There’s no available census data for cats, however.
About six miles northwest of Allen Cemetery is Bladen County’s economic anchor and eyesore, the Smithfield Foods plant. The facility employs almost 5,000 people (so technically it’s the county’s biggest town). Prior to becoming home to the largest slaughterhouse on Earth, the site of the plant had been a plantation driven by slave labor and, prior to that, the land of the Siouan-speaking indigenous people.
30,000: it’s the human population of Bladen County, the median income of Bladen County, and the number of hogs slaughtered in the Smithfield Plant each day.
We both stopped. It was only in the mid-80s and the humidity was mild but I just planted my feet to the ground. Some small breeze hissed through the Loblolly Pines and the oak trees.
“Mrrrrawf.”
There was an enormity behind us and in front of us. Terrifying. The Earth is full of the dead. It’d be tempting to say full to bursting but no, the dead decay, they’re just another part of the planet. Still, there’s an enormity.

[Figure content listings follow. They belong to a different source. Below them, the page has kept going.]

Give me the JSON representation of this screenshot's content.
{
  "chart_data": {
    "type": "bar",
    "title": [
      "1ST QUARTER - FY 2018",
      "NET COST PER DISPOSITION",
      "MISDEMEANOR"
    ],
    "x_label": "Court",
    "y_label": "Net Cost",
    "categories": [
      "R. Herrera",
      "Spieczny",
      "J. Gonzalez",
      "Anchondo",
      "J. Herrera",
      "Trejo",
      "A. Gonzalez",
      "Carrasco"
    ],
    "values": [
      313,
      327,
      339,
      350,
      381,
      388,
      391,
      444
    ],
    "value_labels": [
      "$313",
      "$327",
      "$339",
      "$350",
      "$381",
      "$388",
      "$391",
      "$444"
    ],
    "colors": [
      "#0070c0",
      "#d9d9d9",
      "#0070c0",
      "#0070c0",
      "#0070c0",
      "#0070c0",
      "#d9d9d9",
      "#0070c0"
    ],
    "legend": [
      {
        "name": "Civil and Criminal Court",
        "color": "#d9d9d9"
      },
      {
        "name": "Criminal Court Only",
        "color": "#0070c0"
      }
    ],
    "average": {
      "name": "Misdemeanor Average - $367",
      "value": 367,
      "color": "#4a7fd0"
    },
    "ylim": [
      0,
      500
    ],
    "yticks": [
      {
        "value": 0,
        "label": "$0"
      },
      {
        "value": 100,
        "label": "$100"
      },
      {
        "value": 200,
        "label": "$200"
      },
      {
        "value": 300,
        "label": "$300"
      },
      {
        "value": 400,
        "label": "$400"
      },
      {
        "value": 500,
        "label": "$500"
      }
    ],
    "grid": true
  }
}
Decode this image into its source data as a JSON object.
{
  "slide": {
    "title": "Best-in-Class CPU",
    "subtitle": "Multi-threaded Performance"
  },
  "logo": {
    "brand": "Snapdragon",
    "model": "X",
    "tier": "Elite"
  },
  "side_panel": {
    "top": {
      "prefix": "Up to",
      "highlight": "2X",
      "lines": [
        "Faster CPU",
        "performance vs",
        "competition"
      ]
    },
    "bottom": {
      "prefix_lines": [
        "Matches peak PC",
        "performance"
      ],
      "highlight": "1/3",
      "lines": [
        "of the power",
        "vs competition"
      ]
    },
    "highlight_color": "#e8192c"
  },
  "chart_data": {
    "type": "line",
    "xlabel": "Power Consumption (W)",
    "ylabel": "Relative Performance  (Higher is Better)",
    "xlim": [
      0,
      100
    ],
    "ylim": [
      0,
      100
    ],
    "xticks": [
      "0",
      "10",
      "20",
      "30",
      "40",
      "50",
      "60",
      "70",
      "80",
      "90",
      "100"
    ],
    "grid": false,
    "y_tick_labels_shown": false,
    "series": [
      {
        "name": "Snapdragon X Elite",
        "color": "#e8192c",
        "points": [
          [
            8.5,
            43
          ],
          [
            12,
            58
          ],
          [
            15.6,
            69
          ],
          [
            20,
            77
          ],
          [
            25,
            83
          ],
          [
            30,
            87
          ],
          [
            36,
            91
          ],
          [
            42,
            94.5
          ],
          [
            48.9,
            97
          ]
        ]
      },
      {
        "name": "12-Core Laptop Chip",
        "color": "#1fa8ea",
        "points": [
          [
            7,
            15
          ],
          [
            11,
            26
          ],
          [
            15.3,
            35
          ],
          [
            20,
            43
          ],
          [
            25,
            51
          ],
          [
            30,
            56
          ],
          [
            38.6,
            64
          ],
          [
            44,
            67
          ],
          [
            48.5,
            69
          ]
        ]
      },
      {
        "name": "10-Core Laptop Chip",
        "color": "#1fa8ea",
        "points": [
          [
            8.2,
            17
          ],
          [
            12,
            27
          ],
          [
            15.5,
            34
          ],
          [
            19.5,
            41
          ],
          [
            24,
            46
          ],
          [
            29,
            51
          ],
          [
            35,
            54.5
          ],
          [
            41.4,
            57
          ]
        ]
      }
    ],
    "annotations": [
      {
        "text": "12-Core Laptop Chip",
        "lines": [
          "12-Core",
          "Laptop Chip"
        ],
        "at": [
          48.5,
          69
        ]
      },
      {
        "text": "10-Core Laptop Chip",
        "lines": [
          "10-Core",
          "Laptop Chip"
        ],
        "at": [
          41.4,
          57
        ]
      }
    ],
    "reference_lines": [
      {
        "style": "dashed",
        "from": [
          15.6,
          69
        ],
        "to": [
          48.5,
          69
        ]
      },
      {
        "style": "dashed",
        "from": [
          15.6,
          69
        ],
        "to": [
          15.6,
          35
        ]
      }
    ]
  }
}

I’ve often entertained the thought that in the South, during the summer, none of the recently deceased are able to depart for the afterlife. The humidity traps souls like tree sap, tugging on ghostly toes. It’s better to just wait for the first day of fall-like weather and then the Southern dead are spring-shot from their dixied-purgatory into the hereafter.
But that September day was humid. Fall hadn’t liberated the newly dead, or so it seemed. So we paused near the end of a row, and she brushed her bouffant tail against a miniature obelisk:
ETTA
Wife of
MILES ALLEN
1854-1941
Earth has no
sorrows that
heaven cannot
heal
“Mrrrrawf.”
I took her picture as she stared at me. Her tiny feet pressed together and her head slightly tilted. Liquid green eyes.